Louise Groult
Chez Louise Groult, le court métrage français se distingue par une qualité de concentration qui n'est jamais sèche. Tout semble tenir à peu de choses, mais ce peu est travaillé avec une grande précision: la place d'un corps dans un espace, le poids d'un silence, la façon dont une situation sociale glisse presque imperceptiblement vers l'inquiétude. C'est un cinéma qui comprend très bien que la tension n'est pas affaire de volume, mais d'agencement. Groult n'a pas besoin de charger ses scènes. Elle leur donne simplement assez de justesse pour que le malaise surgisse de lui-même.
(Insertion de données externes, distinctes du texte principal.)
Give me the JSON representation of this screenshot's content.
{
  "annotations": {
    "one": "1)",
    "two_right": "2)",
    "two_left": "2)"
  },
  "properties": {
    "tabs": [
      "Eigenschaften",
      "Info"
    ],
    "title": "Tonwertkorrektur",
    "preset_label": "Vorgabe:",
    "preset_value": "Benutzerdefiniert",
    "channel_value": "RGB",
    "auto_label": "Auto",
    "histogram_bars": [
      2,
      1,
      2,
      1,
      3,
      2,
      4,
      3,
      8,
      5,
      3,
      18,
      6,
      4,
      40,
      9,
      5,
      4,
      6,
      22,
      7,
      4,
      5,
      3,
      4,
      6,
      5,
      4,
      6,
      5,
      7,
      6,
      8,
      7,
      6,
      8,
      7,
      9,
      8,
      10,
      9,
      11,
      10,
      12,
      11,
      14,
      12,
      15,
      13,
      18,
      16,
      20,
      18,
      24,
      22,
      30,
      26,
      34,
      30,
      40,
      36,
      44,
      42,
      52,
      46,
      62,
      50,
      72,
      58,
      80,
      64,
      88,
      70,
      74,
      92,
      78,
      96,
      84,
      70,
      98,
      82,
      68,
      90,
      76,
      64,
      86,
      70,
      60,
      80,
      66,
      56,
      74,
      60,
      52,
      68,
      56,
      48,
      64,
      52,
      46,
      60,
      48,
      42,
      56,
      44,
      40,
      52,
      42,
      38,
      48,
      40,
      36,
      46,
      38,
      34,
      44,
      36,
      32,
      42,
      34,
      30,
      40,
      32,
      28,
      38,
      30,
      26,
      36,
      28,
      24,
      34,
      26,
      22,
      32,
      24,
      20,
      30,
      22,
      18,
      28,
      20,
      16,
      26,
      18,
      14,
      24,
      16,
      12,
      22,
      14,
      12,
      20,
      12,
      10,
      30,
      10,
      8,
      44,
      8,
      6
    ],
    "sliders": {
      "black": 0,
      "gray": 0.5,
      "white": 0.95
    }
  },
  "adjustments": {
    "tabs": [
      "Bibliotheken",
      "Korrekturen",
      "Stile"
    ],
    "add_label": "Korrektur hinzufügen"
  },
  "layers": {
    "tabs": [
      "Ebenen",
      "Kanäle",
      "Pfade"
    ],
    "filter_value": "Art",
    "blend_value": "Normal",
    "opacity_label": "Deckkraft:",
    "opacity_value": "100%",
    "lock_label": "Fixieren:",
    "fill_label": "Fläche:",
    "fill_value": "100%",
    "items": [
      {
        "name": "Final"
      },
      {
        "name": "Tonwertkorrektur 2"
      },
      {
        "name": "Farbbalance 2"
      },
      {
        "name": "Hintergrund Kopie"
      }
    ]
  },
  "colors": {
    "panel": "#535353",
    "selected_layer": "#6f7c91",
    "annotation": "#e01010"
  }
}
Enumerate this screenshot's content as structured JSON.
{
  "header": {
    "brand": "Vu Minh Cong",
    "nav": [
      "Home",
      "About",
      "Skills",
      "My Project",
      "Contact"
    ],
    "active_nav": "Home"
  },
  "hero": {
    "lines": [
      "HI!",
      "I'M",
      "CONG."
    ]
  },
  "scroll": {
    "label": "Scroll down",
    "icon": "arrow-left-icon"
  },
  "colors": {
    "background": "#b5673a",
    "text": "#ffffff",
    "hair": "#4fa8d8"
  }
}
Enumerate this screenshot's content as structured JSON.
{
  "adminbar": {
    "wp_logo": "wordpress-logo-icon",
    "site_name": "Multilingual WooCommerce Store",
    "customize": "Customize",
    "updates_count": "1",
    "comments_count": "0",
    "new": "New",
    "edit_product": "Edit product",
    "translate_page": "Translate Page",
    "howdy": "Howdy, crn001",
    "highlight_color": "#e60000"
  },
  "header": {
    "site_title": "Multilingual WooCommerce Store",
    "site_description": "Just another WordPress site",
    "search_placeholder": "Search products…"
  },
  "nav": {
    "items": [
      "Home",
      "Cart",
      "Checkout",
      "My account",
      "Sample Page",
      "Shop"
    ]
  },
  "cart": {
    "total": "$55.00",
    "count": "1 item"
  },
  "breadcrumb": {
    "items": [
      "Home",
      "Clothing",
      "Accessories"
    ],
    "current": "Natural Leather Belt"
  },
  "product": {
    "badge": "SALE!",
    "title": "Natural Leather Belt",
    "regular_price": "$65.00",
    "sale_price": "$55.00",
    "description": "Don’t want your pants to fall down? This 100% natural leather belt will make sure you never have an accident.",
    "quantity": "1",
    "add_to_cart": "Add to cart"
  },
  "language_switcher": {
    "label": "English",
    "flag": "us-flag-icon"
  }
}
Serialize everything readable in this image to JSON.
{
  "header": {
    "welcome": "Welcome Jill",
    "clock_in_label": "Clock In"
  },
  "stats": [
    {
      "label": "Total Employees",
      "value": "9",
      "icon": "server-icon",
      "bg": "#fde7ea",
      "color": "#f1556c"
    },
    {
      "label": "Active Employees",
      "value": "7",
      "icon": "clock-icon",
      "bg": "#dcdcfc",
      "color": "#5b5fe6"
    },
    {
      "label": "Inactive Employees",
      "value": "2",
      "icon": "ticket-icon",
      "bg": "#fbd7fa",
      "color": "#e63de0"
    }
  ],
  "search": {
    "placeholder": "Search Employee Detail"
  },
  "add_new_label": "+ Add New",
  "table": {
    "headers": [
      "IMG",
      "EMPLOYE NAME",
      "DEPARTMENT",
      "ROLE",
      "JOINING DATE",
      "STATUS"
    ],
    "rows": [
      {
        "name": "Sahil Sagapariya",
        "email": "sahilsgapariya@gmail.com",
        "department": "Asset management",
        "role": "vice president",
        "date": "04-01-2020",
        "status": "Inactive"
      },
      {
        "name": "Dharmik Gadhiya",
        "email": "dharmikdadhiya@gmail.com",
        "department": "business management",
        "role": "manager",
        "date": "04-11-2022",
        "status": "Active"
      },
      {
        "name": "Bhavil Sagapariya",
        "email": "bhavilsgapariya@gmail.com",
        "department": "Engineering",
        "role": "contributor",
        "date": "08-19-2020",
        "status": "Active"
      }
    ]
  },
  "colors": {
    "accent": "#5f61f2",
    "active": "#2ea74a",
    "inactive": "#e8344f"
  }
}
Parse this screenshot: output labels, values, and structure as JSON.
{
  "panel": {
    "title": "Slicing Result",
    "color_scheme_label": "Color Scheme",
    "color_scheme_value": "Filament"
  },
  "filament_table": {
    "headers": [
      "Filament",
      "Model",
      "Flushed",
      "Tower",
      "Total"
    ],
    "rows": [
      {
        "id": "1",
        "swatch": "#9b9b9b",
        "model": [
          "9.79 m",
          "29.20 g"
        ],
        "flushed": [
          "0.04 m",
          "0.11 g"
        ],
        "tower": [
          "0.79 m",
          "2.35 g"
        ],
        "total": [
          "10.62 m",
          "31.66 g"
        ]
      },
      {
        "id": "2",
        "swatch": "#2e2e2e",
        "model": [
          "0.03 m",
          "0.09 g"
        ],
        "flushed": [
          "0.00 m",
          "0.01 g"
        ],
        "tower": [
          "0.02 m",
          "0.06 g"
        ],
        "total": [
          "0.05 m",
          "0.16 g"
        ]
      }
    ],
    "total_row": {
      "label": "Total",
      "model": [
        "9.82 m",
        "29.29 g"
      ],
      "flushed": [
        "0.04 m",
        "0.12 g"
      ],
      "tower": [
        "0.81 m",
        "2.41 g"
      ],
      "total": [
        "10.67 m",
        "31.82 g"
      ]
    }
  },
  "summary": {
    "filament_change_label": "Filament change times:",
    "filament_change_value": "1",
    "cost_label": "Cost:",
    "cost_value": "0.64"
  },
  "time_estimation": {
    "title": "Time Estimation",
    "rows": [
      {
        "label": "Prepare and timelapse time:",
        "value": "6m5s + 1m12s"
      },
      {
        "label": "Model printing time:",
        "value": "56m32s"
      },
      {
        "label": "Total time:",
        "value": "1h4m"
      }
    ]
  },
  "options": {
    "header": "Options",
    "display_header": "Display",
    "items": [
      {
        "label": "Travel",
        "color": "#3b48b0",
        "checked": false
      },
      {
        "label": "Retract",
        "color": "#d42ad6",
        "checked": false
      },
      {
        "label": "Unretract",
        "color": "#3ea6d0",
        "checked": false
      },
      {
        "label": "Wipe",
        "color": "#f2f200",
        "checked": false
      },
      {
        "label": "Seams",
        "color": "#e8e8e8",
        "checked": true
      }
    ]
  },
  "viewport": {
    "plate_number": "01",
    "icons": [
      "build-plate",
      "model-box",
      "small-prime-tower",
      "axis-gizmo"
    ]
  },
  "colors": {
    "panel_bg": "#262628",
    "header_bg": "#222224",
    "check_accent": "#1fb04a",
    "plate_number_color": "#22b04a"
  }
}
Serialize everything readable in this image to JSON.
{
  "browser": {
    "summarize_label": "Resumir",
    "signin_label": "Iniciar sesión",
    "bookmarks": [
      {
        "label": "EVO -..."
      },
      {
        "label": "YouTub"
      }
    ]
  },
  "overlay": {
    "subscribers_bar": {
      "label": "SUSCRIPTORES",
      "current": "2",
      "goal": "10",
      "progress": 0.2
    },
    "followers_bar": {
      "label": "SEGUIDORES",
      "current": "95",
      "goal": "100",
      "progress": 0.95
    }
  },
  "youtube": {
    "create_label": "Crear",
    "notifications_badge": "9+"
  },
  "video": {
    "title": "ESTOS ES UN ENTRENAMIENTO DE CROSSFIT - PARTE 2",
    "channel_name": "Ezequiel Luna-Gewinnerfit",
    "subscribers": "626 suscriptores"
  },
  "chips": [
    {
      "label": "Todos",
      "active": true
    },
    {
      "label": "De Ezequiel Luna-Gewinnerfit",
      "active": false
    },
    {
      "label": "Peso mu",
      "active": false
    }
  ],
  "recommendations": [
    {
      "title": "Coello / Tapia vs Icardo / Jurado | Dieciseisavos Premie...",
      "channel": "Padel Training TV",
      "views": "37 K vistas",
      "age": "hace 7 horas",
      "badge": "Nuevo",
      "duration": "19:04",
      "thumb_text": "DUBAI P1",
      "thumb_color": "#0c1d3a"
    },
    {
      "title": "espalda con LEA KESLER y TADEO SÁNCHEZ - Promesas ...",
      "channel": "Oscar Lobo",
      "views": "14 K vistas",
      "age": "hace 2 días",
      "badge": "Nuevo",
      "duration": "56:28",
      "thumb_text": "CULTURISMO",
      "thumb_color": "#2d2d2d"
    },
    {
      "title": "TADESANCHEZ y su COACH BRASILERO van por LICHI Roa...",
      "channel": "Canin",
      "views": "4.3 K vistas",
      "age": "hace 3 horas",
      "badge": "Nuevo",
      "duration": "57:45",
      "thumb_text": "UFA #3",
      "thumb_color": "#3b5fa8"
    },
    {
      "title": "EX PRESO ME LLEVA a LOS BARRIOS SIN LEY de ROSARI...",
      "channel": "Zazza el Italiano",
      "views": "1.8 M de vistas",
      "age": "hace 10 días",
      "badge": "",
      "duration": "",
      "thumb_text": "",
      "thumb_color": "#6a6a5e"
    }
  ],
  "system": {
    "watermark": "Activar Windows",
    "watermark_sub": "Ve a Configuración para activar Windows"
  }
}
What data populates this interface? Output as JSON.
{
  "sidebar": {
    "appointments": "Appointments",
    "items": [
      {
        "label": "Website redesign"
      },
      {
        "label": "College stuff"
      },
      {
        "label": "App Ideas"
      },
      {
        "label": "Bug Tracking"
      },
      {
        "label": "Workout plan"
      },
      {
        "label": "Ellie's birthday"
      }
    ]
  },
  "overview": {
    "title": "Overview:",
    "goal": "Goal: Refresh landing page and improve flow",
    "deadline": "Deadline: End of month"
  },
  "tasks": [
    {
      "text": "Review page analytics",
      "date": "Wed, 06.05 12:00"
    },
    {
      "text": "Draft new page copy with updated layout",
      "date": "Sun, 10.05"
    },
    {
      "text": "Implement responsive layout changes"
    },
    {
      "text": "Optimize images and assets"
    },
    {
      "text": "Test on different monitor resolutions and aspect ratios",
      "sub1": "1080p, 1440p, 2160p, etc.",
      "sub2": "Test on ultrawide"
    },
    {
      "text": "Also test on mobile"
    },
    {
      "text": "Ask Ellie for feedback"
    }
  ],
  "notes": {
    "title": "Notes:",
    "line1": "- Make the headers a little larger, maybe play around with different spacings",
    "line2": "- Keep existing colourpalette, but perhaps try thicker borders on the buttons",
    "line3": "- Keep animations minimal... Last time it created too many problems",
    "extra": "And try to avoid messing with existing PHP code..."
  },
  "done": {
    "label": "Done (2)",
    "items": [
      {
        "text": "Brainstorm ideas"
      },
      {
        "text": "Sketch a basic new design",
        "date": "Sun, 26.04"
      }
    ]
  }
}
Cette méthode l'inscrit dans une veine très stimulante du cinéma français contemporain, celle qui préfère observer les rapports de force à échelle humaine plutôt que de transformer chaque film en thèse visible. Ses personnages ne sont pas là pour illustrer une idée. Ils existent dans des situations de fragilité, de gêne, de désir contrarié, et la mise en scène prend au sérieux ces états transitoires. Le résultat est souvent plus troublant qu'un récit explicitement démonstratif. Quand tout semble encore normal mais que quelque chose dans la scène ne veut plus obéir, le film devient immédiatement intéressant.
Groult travaille ainsi à la lisière du Fantastique sans forcément en afficher les attributs. Ce qui compte chez elle, c'est le point de bascule où le réel, sans cesser d'être réaliste, se charge d'une étrangeté presque physique. Un espace familier devient trop silencieux, une interaction s'étire au-delà de sa politesse, une émotion que l'on croyait contenue revient contaminer le présent. Cette logique du déraillement discret convient parfaitement aux sensibilités des années 2020, époque où la peur la plus crédible vient souvent de la texture même du quotidien.
Il faut également souligner son sens de la direction d'acteurs. Groult filme des visages qui ne livrent pas tout, des présences traversées par des hésitations véritables. Cette retenue donne beaucoup de force au moindre geste. On ne regarde pas des personnages programmés pour accomplir une fonction scénaristique, mais des êtres dont les contradictions restent ouvertes. Une telle ouverture empêche le film de se figer. Elle laisse circuler quelque chose de vivant, donc de risqué. Le malaise devient plus durable parce qu'il ne dépend pas d'une clé unique.
Dans les circuits de festivals consacrés aux formes courtes, une telle précision compte énormément. Elle signale une cinéaste qui ne confond ni style et signe extérieur de sérieux, ni intensité et accumulation. Groult semble déjà savoir qu'un film ne vaut que par la qualité de son regard et par la discipline avec laquelle ce regard distribue la tension. Cette connaissance donne à ses œuvres une tenue remarquable, particulièrement sensible dans les scènes où presque rien n'arrive au sens spectaculaire du terme, mais où tout est en train de changer dans la perception du spectateur.
Pour CaSTV, Louise Groult représente donc une forme essentielle d'inquiétude contemporaine: celle qui se fabrique au plus près des interactions, des espaces familiers et des vulnérabilités ordinaires. Son cinéma rappelle que l'horreur n'est pas toujours une rupture violente avec le réel. Elle peut être une révélation progressive de sa cruauté latente, de ses ambiguïtés, de ses zones de pression. Peu de films courts savent obtenir autant avec si peu d'effets affichés. C'est précisément ce peu, aussi exact qu'obstiné, qui fait la valeur de son travail.